Ultrafast quantum computing with ultracold atom arrays at quantum speed limit

by Prof. Kenji Ohmori (Institute for Molecular Science (IMS), National Institutes of Natural Sciences, Japan)

Thursday 22 Jan 2026, 16:15 → 17:30 Europe/Berlin

ENC-D114 (ENC)

Neutral-atom quantum computers use the arrays of ultracold atoms assembled with optical tweezers, in which each single atom serves as a high-quality qubit, whereas the whole system operates at room temperatures. We use rubidium (Rb) atoms as qubits and have various core competences including ultrafast laser technologies that allow for an ultrafast two-qubit gate operating in nanoseconds, faster than any other two-qubit gates with neutral atoms by two orders of magnitude [1]. This has been made possible with two nearby ultracold Rb atoms excited simultaneously with an ultrashort laser pulse to a Rydberg state far beyond the Rydberg blockade regime, as schematically shown in Fig. 1 [1-5]. We have also been developing underlying technologies that would improve the fidelity of this ultrafast gate, such as a stable gate-operation laser and an automated system for ultraprecise initialization of many qubits [6-8].

In another direction of our R&D, we are currently developing a full-stack quantum computer with 500 qubits. This would be Japan’s first full-stack quantum computer with neutral atoms, and one of only a few in the world, scheduled to start its full operation in this Japanese fiscal year 2025. 

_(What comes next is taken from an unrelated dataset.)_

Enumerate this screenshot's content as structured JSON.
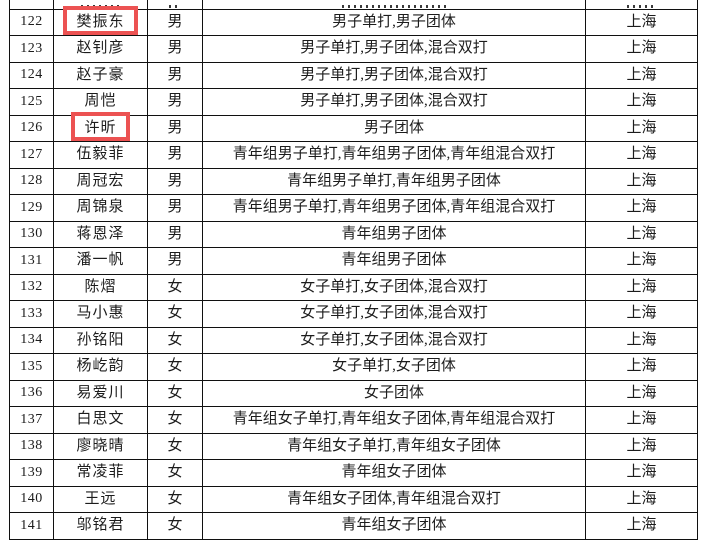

Figure 1. Conceptual diagram of the ultrafast two-qubit gate for quantum computing with neutral atoms. Two single atoms captured in optical tweezers (red light) with a separation of a micrometer are entangled with an ultrafast laser pulse (blue light) shone for only 10 picoseconds [1]. Image source: Dr. Takafumi Tomita (IMS).

References

[1] Y. Chew et al., Nat. Photonics. 16, 724 (2022). (Front Cover Highlight)
[2] N. Takei et al., Nature Commun. 7, 13449 (2016).
Highlighted by Science 354, 1389 (2016); IOP PhyscisWorld.com (2016).
[3] M. Mizoguchi et al., Phys. Rev. Lett. 124, 253201 (2020).
[4] V. Bharti et al., Phys. Rev. Lett. 131, 123201 (2023).
[5] V. Bharti et al., Phys. Rev. Lett. 133, 093405 (2024).
[6] Y. T. Chew et al., Phys. Rev. A 110, 053518 (2024).
[7] T. P. Mahesh et al., Opt. Lett. 50, 403 (2025).
[8] V. Lienhard et al., Phys. Rev. Lett., in press.